Auteur : Alexis Poulin
Source : site Le Monde Moderne
16 décembre 2019

Ce dont j’ai été témoin ces derniers mois est sidérant. J’ai vu le petit peuple, habitué à la résignation et à l’invisibilité, relever la tête et oser se montrer, en défilant dans les beaux quartiers de la capitale pour réclamer la justice sociale et la fin de l’obscénité d’un monde ou le gavage des ultra-riches est érigé en dogme, tandis que la masse silencieuse paie leur incurie par l’impôt.

J’ai vu un pouvoir démocratique tenté par l’autoritarisme, au point de mutiler sans compter ses citoyens libres, manifestants qui ont eu l’outrecuidance de vouloir protester contre une politique du néo-management public cynique et destructrice du bien commun.

Et le plus sidérant fut sans doute le silence radio des grands médias, pendant des semaines, n’osant pas montrer les violences policières et dénoncer ce qu’il convient d’appeler une dérive autoritaire et une instrumentalisation de la police de la République. Il a fallu le travail de recensement acharné du journaliste David Dufresne pour arriver à faire bouger les lignes, sans pour autant accélérer les enquêtes de l’IGPN sur les cas de violences des forces de l’ordre.

Pire encore, j’ai cru naïvement que cette débauche de violence d’Etat disqualifiait à jamais le locataire de l’Elysée dans son rôle de garant des institutions. Il n’en fut rien. Au silence médiatique, se substitua l’apathie, la riposte d’un pouvoir fantôme par le mensonge et le déni et l’acceptation de la masse silencieuse, certains justifiant la violence, d’autres l’acceptant sans broncher.

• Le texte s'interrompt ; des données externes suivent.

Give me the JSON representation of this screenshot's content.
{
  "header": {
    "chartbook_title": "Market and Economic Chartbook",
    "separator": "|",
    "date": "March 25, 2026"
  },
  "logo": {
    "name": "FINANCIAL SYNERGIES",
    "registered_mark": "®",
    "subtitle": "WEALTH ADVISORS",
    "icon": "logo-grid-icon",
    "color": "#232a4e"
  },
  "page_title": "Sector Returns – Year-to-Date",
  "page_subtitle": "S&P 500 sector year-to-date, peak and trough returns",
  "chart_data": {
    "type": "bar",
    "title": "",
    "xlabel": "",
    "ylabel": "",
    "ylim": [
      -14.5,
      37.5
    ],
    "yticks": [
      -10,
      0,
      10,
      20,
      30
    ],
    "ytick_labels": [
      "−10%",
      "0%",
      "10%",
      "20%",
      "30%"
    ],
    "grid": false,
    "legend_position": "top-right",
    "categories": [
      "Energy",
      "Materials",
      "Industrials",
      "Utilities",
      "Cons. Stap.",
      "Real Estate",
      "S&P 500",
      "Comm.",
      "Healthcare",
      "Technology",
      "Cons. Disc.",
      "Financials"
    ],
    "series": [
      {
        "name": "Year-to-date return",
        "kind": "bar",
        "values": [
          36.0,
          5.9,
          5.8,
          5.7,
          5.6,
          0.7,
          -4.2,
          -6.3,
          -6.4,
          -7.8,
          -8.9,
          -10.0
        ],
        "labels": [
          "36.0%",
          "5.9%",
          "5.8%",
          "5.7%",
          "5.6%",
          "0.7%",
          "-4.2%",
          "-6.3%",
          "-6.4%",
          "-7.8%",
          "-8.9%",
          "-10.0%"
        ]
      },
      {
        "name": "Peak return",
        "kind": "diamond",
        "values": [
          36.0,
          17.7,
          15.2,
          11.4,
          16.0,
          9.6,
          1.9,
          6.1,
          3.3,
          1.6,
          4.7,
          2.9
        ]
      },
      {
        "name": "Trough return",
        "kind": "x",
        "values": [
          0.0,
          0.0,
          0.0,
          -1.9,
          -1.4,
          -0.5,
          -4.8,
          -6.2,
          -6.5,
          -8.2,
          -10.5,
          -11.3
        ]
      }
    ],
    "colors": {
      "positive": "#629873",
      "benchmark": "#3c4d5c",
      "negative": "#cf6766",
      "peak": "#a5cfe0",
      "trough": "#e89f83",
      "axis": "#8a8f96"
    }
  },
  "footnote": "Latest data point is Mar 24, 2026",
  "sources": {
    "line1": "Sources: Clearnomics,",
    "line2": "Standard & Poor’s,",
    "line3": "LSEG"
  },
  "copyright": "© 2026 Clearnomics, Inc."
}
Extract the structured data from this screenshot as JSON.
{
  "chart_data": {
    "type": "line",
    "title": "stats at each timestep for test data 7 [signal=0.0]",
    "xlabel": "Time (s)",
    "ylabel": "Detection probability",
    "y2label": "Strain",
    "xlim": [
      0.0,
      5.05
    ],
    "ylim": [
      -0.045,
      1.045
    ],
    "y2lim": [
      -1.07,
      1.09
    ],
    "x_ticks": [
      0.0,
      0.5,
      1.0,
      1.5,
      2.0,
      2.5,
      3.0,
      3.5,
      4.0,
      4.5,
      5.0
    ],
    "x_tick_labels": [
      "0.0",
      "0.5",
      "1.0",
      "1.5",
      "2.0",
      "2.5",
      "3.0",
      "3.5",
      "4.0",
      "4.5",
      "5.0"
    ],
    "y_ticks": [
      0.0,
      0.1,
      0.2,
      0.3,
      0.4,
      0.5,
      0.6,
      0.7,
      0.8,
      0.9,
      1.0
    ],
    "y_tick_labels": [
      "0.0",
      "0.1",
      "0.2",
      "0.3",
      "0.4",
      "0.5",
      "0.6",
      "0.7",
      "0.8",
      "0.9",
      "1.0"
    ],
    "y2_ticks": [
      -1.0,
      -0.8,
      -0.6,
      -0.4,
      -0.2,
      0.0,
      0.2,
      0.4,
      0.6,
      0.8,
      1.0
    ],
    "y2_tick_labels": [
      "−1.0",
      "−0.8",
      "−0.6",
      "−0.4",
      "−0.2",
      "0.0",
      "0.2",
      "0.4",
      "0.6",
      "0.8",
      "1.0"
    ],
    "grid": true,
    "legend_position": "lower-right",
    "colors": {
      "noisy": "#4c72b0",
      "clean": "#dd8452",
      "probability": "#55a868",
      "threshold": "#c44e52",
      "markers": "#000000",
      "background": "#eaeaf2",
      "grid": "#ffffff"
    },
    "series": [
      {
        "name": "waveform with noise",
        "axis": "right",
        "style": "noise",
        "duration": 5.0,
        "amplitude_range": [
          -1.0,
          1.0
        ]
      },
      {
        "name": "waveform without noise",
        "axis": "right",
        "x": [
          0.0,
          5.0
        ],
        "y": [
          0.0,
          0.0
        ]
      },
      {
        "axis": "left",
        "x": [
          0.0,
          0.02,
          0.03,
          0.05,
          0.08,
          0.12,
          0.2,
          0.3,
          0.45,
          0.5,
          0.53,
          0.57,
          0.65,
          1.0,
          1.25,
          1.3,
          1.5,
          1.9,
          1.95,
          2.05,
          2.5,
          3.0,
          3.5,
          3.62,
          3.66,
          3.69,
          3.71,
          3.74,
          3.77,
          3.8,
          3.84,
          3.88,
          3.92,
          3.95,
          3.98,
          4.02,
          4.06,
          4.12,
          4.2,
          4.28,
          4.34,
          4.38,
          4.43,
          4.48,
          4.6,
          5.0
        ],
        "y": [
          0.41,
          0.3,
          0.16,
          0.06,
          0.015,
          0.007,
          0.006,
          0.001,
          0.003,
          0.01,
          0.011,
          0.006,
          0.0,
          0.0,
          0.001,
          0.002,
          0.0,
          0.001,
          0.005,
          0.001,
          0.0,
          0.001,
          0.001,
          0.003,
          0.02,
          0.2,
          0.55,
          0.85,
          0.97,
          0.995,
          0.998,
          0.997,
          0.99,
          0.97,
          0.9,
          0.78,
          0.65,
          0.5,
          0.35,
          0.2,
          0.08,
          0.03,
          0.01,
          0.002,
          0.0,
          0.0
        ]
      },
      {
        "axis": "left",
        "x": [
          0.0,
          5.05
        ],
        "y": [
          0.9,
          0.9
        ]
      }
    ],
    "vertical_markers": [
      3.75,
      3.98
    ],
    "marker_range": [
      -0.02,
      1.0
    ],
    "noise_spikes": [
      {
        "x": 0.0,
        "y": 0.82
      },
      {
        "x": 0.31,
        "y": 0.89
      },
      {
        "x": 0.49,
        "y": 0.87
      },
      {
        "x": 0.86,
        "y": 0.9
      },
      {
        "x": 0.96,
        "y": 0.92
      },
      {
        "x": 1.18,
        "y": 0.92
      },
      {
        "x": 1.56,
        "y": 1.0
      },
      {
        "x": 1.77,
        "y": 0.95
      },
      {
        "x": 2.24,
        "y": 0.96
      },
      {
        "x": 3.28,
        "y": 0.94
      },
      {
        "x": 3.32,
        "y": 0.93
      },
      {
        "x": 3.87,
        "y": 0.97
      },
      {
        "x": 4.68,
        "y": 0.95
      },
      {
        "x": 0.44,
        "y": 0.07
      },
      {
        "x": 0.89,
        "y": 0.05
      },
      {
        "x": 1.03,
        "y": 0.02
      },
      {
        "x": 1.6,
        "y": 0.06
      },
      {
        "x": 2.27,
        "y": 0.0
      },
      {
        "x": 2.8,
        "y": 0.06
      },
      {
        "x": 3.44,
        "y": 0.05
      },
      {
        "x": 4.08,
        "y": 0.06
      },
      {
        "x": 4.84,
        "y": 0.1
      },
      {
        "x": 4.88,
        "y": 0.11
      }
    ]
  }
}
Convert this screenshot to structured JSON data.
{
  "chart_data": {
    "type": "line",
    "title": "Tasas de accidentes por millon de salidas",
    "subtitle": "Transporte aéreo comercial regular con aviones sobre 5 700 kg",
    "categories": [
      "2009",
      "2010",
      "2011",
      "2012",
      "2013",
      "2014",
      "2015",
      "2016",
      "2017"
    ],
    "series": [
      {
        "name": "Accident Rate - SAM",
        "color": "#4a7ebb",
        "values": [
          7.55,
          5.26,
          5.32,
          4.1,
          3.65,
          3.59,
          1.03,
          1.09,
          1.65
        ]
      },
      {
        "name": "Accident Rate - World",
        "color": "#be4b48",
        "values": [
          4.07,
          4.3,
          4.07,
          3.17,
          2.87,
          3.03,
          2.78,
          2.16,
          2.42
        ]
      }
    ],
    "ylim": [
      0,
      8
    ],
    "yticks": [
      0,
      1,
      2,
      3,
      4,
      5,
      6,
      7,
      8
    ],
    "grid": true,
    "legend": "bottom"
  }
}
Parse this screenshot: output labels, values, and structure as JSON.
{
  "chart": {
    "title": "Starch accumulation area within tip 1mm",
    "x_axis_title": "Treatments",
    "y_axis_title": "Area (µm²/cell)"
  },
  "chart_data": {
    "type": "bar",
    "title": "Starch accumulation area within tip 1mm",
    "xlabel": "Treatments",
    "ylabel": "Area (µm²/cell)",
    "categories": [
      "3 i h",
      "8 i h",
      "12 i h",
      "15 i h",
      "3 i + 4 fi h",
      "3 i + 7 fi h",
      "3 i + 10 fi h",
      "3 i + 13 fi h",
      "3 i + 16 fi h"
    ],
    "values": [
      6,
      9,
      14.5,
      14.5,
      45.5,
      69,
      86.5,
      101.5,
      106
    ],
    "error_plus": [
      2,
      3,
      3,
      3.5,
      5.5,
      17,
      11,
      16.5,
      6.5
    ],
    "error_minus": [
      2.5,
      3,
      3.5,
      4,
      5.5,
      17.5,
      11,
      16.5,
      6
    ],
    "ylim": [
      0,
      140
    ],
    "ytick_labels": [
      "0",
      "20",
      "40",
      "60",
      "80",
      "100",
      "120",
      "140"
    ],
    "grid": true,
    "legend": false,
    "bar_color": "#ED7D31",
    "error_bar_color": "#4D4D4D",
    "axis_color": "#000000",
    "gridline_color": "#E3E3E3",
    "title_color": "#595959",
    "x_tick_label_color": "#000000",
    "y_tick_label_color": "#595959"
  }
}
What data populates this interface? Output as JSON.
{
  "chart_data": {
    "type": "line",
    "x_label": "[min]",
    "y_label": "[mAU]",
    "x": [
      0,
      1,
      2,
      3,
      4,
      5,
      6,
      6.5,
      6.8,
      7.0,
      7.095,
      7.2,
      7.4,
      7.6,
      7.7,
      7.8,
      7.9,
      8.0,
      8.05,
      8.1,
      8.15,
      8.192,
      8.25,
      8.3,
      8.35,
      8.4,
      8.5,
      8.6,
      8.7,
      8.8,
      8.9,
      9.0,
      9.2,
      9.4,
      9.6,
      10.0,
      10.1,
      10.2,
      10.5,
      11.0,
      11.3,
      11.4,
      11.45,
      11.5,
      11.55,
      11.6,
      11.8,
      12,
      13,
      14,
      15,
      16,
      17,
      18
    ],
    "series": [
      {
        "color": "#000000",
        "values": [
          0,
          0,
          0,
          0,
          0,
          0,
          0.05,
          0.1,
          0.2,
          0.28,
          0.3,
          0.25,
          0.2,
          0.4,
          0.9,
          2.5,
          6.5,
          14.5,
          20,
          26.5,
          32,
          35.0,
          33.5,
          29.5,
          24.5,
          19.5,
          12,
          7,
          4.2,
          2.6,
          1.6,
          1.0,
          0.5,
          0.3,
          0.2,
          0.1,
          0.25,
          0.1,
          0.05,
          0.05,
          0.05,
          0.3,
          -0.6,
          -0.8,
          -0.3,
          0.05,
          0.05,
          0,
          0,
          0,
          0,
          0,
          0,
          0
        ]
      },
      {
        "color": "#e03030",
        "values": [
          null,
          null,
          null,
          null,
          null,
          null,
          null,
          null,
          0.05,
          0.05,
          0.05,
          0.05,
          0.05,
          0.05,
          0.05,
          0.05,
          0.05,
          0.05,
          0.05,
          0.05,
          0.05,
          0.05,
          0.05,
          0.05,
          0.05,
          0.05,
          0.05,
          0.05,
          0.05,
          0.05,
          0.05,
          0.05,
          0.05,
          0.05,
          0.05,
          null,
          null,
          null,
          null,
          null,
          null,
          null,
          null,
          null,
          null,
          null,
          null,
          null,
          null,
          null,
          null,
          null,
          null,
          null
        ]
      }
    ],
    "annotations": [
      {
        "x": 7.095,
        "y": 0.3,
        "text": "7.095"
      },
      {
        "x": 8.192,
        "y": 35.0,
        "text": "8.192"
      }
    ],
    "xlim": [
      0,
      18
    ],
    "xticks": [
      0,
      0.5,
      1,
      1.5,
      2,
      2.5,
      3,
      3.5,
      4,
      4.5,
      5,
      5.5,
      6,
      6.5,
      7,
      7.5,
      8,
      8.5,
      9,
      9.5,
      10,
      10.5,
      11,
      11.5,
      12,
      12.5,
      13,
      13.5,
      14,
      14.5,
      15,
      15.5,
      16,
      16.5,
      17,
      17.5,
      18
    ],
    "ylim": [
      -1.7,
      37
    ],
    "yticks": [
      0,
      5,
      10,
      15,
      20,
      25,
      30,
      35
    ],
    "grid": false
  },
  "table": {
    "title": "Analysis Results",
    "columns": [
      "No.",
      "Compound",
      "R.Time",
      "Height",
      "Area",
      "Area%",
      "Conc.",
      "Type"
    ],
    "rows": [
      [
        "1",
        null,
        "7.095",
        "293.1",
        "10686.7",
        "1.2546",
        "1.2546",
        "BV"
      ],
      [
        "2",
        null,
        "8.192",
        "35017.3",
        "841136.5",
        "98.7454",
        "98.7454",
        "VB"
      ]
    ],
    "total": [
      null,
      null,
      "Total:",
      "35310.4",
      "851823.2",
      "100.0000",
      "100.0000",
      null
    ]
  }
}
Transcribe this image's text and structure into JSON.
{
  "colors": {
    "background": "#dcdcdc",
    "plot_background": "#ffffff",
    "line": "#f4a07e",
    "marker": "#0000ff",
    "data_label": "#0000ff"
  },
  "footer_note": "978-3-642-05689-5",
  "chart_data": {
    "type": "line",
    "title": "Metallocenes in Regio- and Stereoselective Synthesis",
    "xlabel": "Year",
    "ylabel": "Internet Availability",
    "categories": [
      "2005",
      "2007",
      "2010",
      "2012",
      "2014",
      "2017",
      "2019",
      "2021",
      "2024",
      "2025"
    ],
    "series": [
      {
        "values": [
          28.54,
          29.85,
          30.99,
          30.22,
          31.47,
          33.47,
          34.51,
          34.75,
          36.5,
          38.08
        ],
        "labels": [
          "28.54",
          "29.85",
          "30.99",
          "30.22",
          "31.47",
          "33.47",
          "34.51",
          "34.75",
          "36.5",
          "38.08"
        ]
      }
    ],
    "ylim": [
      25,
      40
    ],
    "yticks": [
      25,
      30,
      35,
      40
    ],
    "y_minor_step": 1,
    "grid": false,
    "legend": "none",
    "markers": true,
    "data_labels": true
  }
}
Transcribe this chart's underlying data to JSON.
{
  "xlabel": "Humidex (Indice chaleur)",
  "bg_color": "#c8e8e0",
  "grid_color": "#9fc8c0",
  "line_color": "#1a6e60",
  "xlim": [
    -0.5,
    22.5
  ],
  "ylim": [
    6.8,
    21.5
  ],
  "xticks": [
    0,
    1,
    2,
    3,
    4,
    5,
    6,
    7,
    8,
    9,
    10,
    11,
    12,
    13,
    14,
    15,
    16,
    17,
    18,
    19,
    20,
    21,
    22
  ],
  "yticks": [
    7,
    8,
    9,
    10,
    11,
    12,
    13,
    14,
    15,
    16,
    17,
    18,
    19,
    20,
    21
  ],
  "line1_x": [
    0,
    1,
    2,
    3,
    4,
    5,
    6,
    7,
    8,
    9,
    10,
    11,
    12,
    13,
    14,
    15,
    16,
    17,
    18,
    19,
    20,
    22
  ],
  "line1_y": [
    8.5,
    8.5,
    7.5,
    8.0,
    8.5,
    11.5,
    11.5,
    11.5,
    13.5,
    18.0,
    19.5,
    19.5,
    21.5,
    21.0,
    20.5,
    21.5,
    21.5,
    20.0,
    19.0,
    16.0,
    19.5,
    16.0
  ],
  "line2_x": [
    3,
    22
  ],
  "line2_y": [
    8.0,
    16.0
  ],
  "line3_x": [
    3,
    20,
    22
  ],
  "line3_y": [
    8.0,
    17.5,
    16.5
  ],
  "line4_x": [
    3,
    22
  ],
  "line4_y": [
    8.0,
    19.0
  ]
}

Tandis que le coup de poker de LREM ne tient qu’à un savant calcul basé sur l’abstention et le peu de votants, la majorité des français n’a pas désavoué Emmanuel Macron lors des élections européennes. Seul compte le résultat et la petite défaite de LREM derrière le RN fut maquillée en victoire, presque en plébiscite, autorisant le gouvernement a accélérer les réformes et continuer de maltraiter un pays au bord de la crise de nerf.

A la violence physique des LBD, des grenades et des matraques, s’additionna la violence des discours du mépris et de l’indécence. Ni le président, ni le Premier ministre, ni les ministres n’ont eu un mot d’excuses ou un regret pour les dérives constatées. De pardon, il n’y aura pas, ni pour les condamnés trop nombreux, ni pour les mutilés à vie, ni pour les morts.

Le mépris et le règne de la peur comme seules réponses à une crise sociale majeure, voilà le projet révolutionnaire d’Emmanuel Macron.

Rien de bon ne viendra de la suite de ce quinquennat, voué à la vente à la découpe des services et des biens publics et à l’application scolaire des théories fumeuses du néo management, rendant les citoyens acculturés et tout entiers occupés à se rendre le plus performant possible, par peur d’un système de déclassement instauré dès l’école primaire.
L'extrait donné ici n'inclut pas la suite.